The term white rice refers to rice kernels that have had the outer bran and germ removed, making them more tender and delicate. However, white rice comes in a variety of forms. According to "The Cook’s Thesaurus," rice is classified by the size of the grain and is broken down into long-grain, medium-grain, short-grain and specialty rice. White rice can be found in each of these forms and the nutritional value varies among each.
Long-Grain
Long-grain white rice consists of long and slender kernels that stay separate and fluffy when cooked. A one cup serving of cooked long-grain white rice contains 205 calories, 4.25 g of protein, 0.44 g of fat and 44.51 g of carbohydrates. The mineral content includes 16 mg of calcium, 1.90 mg of iron, 68 mg of phosphorus, 55 mg of potassium and 2 mg of sodium. Vitamin content provides 2.332 mg niacin, trace amounts of thiamine, riboflavin, pantothenic acid, vitamin B-6 and vitamin E, 92 mcg of folate and 3.3 mg of choline.
Medium-Grain
Medium-grain white rice is shorter and plumper than long-grain and is most often used in paella and risotto.

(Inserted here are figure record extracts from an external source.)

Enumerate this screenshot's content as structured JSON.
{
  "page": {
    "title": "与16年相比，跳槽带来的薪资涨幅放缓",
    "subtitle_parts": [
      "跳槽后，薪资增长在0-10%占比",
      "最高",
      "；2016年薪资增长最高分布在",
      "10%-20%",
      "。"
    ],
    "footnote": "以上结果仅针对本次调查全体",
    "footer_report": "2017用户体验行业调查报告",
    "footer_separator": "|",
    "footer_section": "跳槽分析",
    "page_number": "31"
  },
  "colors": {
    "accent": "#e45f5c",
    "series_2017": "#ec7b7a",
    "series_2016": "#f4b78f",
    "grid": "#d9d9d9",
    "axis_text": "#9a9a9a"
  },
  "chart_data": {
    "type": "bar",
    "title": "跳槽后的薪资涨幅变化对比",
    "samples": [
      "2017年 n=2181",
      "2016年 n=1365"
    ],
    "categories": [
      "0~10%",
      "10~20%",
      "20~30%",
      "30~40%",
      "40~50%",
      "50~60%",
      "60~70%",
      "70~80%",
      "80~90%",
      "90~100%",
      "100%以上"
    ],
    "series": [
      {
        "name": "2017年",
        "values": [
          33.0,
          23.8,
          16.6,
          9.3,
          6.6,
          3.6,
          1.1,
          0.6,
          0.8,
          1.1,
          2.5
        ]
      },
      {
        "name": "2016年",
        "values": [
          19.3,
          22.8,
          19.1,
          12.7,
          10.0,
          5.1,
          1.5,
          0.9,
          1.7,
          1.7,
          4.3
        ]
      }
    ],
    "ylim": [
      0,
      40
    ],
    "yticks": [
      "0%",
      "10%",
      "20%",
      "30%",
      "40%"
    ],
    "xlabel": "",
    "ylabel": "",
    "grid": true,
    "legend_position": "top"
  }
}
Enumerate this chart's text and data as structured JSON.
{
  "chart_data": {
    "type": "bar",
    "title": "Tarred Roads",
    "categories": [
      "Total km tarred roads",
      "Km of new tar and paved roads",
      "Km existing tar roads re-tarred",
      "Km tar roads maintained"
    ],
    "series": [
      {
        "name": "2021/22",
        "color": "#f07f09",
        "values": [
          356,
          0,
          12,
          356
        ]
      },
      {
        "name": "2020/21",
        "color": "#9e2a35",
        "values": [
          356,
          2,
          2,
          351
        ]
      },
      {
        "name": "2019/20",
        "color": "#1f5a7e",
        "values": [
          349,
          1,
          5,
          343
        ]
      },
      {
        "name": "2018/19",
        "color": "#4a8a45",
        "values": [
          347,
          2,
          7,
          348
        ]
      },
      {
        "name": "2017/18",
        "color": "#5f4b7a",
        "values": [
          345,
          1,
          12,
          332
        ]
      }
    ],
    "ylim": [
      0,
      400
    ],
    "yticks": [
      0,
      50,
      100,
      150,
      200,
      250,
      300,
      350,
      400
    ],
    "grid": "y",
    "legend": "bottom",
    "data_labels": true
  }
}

A one-cup cooked serving, according to the USDA Nutrient Database, contains 242 calories, 4.43 g of protein, 0.39 g of fat and 53.18 g of carbohydrates. Mineral content includes six mg of calcium, 2.77 mg of iron, 69 mg of phosphorus, 54 mg of potassium and no sodium. Vitamins include trace amounts of thiamine, riboflavin, pantothenic acid and vitamin B-6, 3.413 mg of niacin and 108 mcg of folate.
Short-Grain
Short-grain white rice is almost round and is a very sticky rice when cooked. It is most often used in rice puddings or if you are following a recipe that asks for a formed-rice mold. A one cup serving of short-grain white rice contains 242 calories, 4.39 g of protein, 0.35 g of fat and 4 g of carbohydrates. Minerals include 2 mg of calcium, 2.72 mg of iron, 61 mg phosphorus, 48 mg of potassium and no sodium. Vitamins present are trace amounts of thiamine, riboflavin, pantothenic acid and vitamin B-6, 110 mcg of folate and 2.777 mg of niacin.
Sticky Rice
Sticky rice is also known as glutinous rice and is the most commonly used rice in sushi and rice balls. It is similar to short-grain white rice and sticks together. A one-cup serving of glutinous, or sticky, white rice contains 169 calories, 3.51 g of protein, 0.33 g of fat and 36.70 g of carbohydrates. The mineral and vitamin content in this white rice is much lower than that of the other options. The mineral content includes 3 g of calcium, 0.24 mg of iron, 14 mg of phosphorus, 17 mg of potassium and 9 mg of sodium. Vitamins include 2 mcg of folate and trace amounts of thiamine, riboflavin, niacin, pantothenic acid, vitamin B-6 and vitamin E.